Four-star point guard Jaylen Fisher, ranked 55th in the Class of 2016 by Rivals.com, announced via social media that he’s decided to de-commit from UNLV.

“I was very much looking forward to the opportunity to be a Rebel this year,” Fisher wrote. “But there have been a lot of changes with the program since I committed to UNLV; changes that have made me reconsider whether UNLV is still a good fit for me. So with that in mind and after much consideration with my family, I have decided it’s best that I reopen my recruitment.”

Fisher’s decision leaves wing Justin Jackson as the lone member of UNLV’s 2016 class at this point, with Jackson telling Scout.com in early April that he was undecided as to whether or not he’d reopen his recruitment.
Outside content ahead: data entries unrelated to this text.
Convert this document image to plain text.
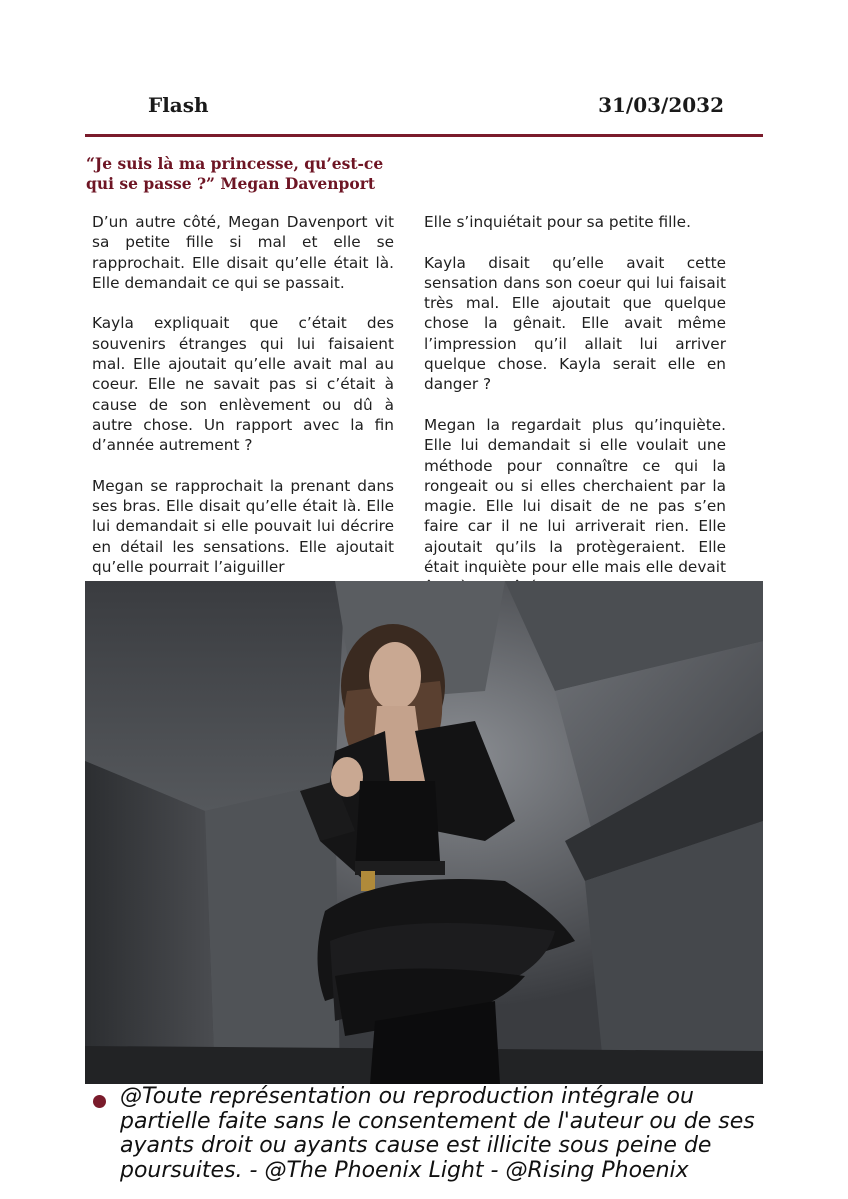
Flash	31/03/2032
“Je suis là ma princesse, qu’est-ce qui se passe ?” Megan Davenport

D’un autre côté, Megan Davenport vit sa petite fille si mal et elle se rapprochait. Elle disait qu’elle était là. Elle demandait ce qui se passait.

Kayla expliquait que c’était des souvenirs étranges qui lui faisaient mal. Elle ajoutait qu’elle avait mal au coeur. Elle ne savait pas si c’était à cause de son enlèvement ou dû à autre chose. Un rapport avec la fin d’année autrement ?

Megan se rapprochait la prenant dans ses bras. Elle disait qu’elle était là. Elle lui demandait si elle pouvait lui décrire en détail les sensations. Elle ajoutait qu’elle pourrait l’aiguiller

Elle s’inquiétait pour sa petite fille.

Kayla disait qu’elle avait cette sensation dans son coeur qui lui faisait très mal. Elle ajoutait que quelque chose la gênait. Elle avait même l’impression qu’il allait lui arriver quelque chose. Kayla serait elle en danger ?

Megan la regardait plus qu’inquiète. Elle lui demandait si elle voulait une méthode pour connaître ce qui la rongeait ou si elles cherchaient par la magie. Elle lui disait de ne pas s’en faire car il ne lui arriverait rien. Elle ajoutait qu’ils la protègeraient. Elle était inquiète pour elle mais elle devait

@Toute représentation ou reproduction intégrale ou partielle faite sans le consentement de l'auteur ou de ses ayants droit ou ayants cause est illicite sous peine de poursuites. - @The Phoenix Light - @Rising Phoenix
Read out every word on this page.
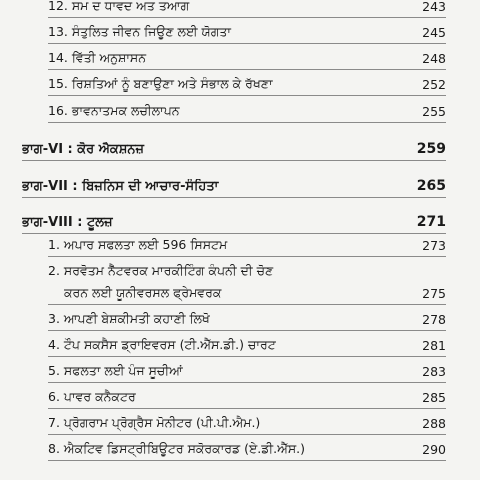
12. ਸਮ ਦ ਧਾਵਦ ਅਤ ਤਆਗ	243
13. ਸੰਤੁਲਿਤ ਜੀਵਨ ਜਿਊਣ ਲਈ ਯੋਗਤਾ	245
14. ਵਿੱਤੀ ਅਨੁਸ਼ਾਸਨ	248
15. ਰਿਸ਼ਤਿਆਂ ਨੂੰ ਬਣਾਉਣਾ ਅਤੇ ਸੰਭਾਲ ਕੇ ਰੱਖਣਾ	252
16. ਭਾਵਨਾਤਮਕ ਲਚੀਲਾਪਨ	255
ਭਾਗ-VI : ਕੋਰ ਐਕਸ਼ਨਜ਼	259
ਭਾਗ-VII : ਬਿਜ਼ਨਿਸ ਦੀ ਆਚਾਰ-ਸੰਹਿਤਾ	265
ਭਾਗ-VIII : ਟੂਲਜ਼	271
1. ਅਪਾਰ ਸਫਲਤਾ ਲਈ 596 ਸਿਸਟਮ	273
2. ਸਰਵੋਤਮ ਨੈੱਟਵਰਕ ਮਾਰਕੀਟਿੰਗ ਕੰਪਨੀ ਦੀ ਚੋਣ
ਕਰਨ ਲਈ ਯੂਨੀਵਰਸਲ ਫ੍ਰੇਮਵਰਕ	275
3. ਆਪਣੀ ਬੇਸ਼ਕੀਮਤੀ ਕਹਾਣੀ ਲਿਖੋ	278
4. ਟੌਪ ਸਕਸੈਸ ਡ੍ਰਾਇਵਰਸ (ਟੀ.ਐੱਸ.ਡੀ.) ਚਾਰਟ	281
5. ਸਫਲਤਾ ਲਈ ਪੰਜ ਸੂਚੀਆਂ	283
6. ਪਾਵਰ ਕਨੈਕਟਰ	285
7. ਪ੍ਰੋਗਰਾਮ ਪ੍ਰੋਗ੍ਰੈਸ ਮੋਨੀਟਰ (ਪੀ.ਪੀ.ਐਮ.)	288
8. ਐਕਟਿਵ ਡਿਸਟ੍ਰੀਬਿਊਟਰ ਸਕੋਰਕਾਰਡ (ਏ.ਡੀ.ਐੱਸ.)	290
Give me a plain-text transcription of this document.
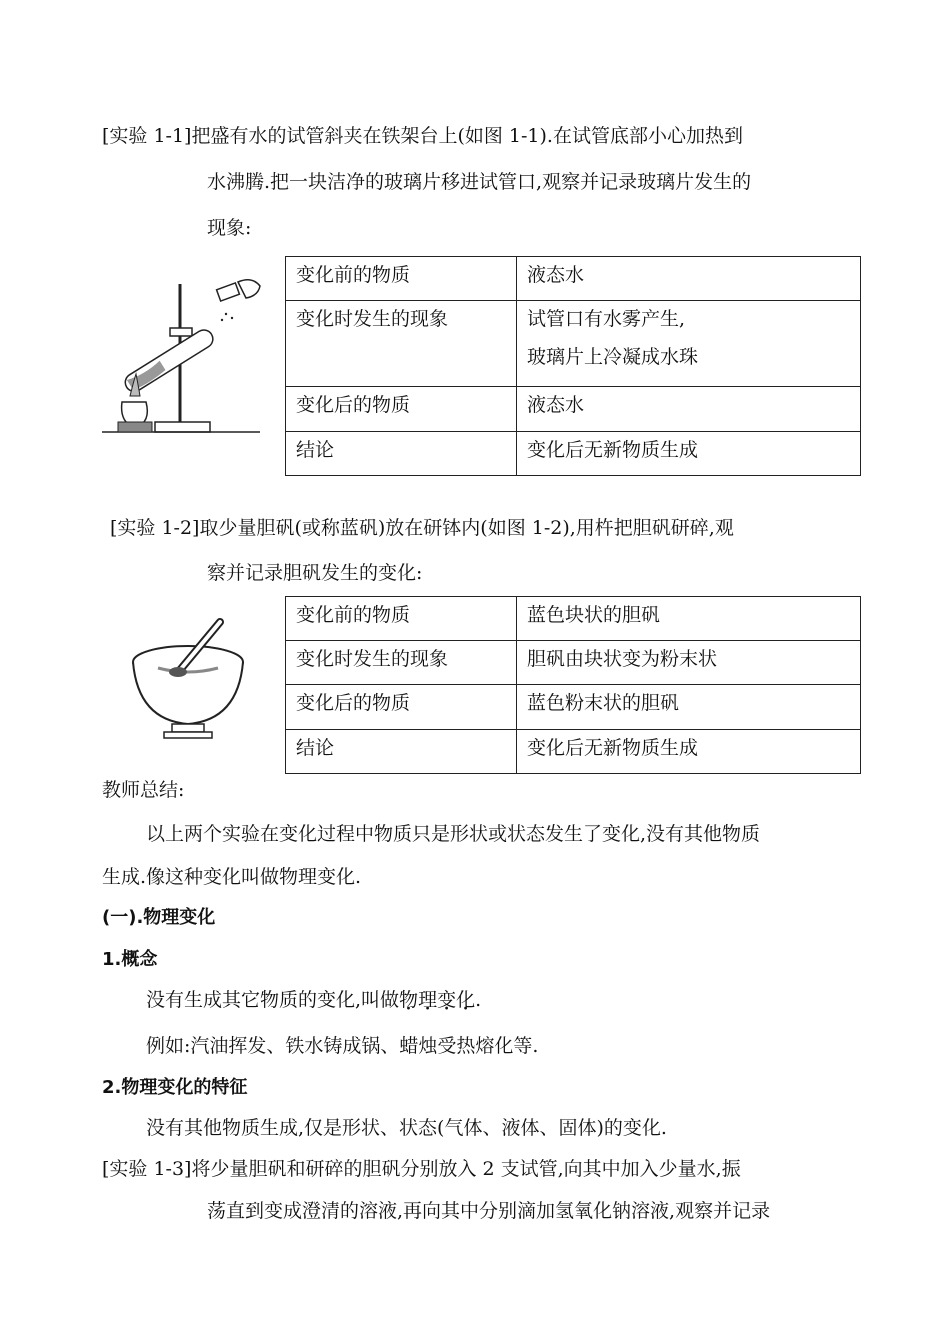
[实验 1-1]把盛有水的试管斜夹在铁架台上(如图 1-1).在试管底部小心加热到
水沸腾.把一块洁净的玻璃片移进试管口,观察并记录玻璃片发生的
现象:
变化前的物质	液态水
变化时发生的现象	试管口有水雾产生,
玻璃片上冷凝成水珠

变化后的物质	液态水
结论	变化后无新物质生成
[实验 1-2]取少量胆矾(或称蓝矾)放在研钵内(如图 1-2),用杵把胆矾研碎,观
察并记录胆矾发生的变化:
变化前的物质	蓝色块状的胆矾
变化时发生的现象	胆矾由块状变为粉末状
变化后的物质	蓝色粉末状的胆矾
结论	变化后无新物质生成
教师总结:
以上两个实验在变化过程中物质只是形状或状态发生了变化,没有其他物质
生成.像这种变化叫做物理变化.
(一).物理变化
1.概念
没有生成其它物质的变化,叫做物理变化.
例如:汽油挥发、铁水铸成锅、蜡烛受热熔化等.
2.物理变化的特征
没有其他物质生成,仅是形状、状态(气体、液体、固体)的变化.
[实验 1-3]将少量胆矾和研碎的胆矾分别放入 2 支试管,向其中加入少量水,振
荡直到变成澄清的溶液,再向其中分别滴加氢氧化钠溶液,观察并记录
The school’s search for a coach began in January when they parted ways with Dave Rice, promoting Todd Simon in an interim role.

After deciding not to retain Simon, who’s now the head coach at Southern Utah, UNLV hired former Little Rock head coach Chris Beard…who left for Texas Tech less than two weeks later. UNLV landed Menzies, who they passed over for Beard, and he’s got a lot of work to do to field a roster that will be competitive in the Mountain West next season.

As for Fisher, the Arlington, Tennessee native should be a popular prospect with his decision to reopen things. And with Memphis losing former commit Charlie Moore, the Tigers are in need of help at the point. The question now is whether or not new head coach Tubby Smith will look to reach out to Fisher.